Undergraduate Student Learning Initiative

Goals

In response to the Undergraduate Student Learning Initiative (USLI), we have articulated the goals of our undergraduate program and major as follows:

  • Develop proficiency, approximating to that of an educated native speaker, in speaking, reading, writing, and comprehending Italian;
  • Be broadly familiar with the historical development of Italian culture from the Middle Ages to the present day;
  • Acquire detailed familiarity, through intensive and focused study. with a chronologically and generically disparate selection of cultural phenomena connected with Italy and the history of their critical and social reception;
  • Develop advanced skills in the critical analysis of literary texts and other cultural materials (e.g. films, paintings, musical compositions, historical documents, critical theories, social practices);
  • Have awareness and experience of a variety of approaches to the study of Italian culture, as practiced in both the humanities and the social sciences, and of the ways in which these may intersect to generate interdisciplinary study;
  • Learn to conduct research, i.e. to gather and evaluate evidence relating to a hypothesis and construct an argument using it;
  • Learn to assess the validity of evidence-based argumentation conducted by others;
  • Be aware of, and scrupulously practice, ethics-based protocols of citation etc. in academic research and writing;
  • Write clearly, accurately, and persuasively in both Italian and English;
  • Where practically possible, encounter contemporary Italian culture directly through study or travel in Italy. In this respect, study abroad might well constitute a capstone experience.
  • Develop a sense of the study of Italian culture not merely as an end in itself but as an integral part of a potentially unbounded set of processes and relationships through the exploration of which thinking human beings engage with the world they inhabit.

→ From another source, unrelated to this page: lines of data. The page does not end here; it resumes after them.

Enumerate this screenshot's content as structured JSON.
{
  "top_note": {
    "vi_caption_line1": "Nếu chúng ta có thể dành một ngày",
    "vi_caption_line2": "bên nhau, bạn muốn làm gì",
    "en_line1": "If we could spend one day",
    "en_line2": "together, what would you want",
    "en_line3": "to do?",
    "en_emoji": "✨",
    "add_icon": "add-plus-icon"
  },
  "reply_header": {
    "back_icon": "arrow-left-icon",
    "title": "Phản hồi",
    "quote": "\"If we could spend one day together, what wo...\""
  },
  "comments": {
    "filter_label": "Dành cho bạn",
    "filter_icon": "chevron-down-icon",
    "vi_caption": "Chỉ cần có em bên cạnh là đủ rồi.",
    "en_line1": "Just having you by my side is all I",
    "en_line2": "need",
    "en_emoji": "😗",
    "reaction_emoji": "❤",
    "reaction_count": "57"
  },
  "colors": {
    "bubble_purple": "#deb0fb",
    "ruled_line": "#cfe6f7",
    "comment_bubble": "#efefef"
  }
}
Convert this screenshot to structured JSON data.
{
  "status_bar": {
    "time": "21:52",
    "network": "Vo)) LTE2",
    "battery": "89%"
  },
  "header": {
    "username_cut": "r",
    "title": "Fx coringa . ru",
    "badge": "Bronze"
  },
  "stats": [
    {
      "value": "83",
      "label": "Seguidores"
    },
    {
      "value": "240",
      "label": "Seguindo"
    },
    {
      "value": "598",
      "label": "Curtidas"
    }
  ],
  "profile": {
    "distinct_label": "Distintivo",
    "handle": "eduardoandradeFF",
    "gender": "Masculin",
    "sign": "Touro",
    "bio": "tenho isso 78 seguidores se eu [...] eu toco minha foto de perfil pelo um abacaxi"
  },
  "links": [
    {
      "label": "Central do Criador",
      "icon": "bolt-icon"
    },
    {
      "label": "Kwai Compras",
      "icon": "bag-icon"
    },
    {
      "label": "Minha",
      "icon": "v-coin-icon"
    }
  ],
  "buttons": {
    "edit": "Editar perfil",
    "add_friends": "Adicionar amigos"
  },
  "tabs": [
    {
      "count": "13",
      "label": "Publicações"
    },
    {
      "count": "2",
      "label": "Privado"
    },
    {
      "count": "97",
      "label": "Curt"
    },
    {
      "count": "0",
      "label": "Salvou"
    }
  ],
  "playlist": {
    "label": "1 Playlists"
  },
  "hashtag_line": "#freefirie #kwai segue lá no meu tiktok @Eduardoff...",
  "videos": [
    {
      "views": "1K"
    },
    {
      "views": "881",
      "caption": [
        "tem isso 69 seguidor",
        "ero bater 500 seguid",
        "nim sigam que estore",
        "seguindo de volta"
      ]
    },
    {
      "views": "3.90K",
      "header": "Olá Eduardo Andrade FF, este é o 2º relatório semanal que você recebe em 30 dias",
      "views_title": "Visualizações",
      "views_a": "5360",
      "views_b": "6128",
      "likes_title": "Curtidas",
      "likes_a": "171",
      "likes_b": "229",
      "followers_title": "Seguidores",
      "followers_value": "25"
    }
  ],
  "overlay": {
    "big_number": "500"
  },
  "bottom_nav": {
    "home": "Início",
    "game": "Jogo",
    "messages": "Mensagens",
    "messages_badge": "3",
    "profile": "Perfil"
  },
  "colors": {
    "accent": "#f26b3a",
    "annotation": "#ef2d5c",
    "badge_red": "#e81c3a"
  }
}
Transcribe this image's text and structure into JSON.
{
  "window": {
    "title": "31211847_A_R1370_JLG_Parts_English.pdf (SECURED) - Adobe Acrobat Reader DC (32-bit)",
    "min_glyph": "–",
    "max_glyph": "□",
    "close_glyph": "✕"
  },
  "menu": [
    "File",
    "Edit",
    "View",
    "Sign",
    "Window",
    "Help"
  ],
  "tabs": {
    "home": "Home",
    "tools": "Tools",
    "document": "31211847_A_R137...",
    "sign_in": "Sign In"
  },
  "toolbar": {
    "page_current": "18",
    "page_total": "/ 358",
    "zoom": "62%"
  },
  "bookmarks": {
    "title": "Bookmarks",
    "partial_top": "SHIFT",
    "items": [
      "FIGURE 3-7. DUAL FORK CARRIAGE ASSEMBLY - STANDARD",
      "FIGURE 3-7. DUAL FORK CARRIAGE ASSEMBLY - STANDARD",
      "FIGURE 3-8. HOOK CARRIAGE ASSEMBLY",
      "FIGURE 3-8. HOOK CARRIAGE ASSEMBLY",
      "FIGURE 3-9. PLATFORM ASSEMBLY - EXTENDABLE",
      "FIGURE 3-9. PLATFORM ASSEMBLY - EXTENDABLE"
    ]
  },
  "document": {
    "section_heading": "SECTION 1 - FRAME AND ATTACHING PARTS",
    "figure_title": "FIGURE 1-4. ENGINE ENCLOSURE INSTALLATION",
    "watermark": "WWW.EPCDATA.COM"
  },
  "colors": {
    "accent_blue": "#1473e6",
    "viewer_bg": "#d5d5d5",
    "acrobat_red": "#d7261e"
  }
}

Relationship between goals and program
We view the relationship between these goals and our current curriculum as follows:

  • Development of language skills is assured by the lower-division sequence of language courses (1, 2, 3, 4, and 12), taken in the first four semesters, and by the upper-division sequence (101A-101B), intended to be taken in the junior year and required for the major.It is further reinforced by the provision of numerous upper-division electives taught through the medium of Italian, at least four of which (along with 101A and 101B) must be taken for the major.
  • Broad familiarity with the historical development of Italian culture from the Middle Ages to the present day is attained through the recommended lower-division survey course (40) and the upper-division introductions to Italian literature (104) and culture (103), one of which is taught each semester, both of which are recommended for majors in their junior year, and one of which is required for completion of the major.
  • Intensive focused study of cultural phenomena, development of advanced skills in critical analysis, awareness and experience of interdisciplinary approaches, and practice in research and writing skills are obtained from all other upper-division courses in the department (or cross-listed and other approved courses elsewhere), whether taught in Italian or English.For students interested in a “capstone experience” they all culminate in thesis courses normally taken in the last semester before graduation.
  • Study and travel in Italy are encouraged by the department, usually in collaboration with the UC Education Abroad Program; up to twelve units of upper-division work on Italian topics taken on EAP/Italy may be counted toward satisfaction of major requirements. Intending majors commonly satisfy their junior-year course requirements (101A-101B, 103 or 104) entirely or partially in this way.The department is also normally sympathetic, where pedagogically appropriate and consonant with College and University policy, to requests for non-EAP study abroad to be accepted toward completion of major requirements.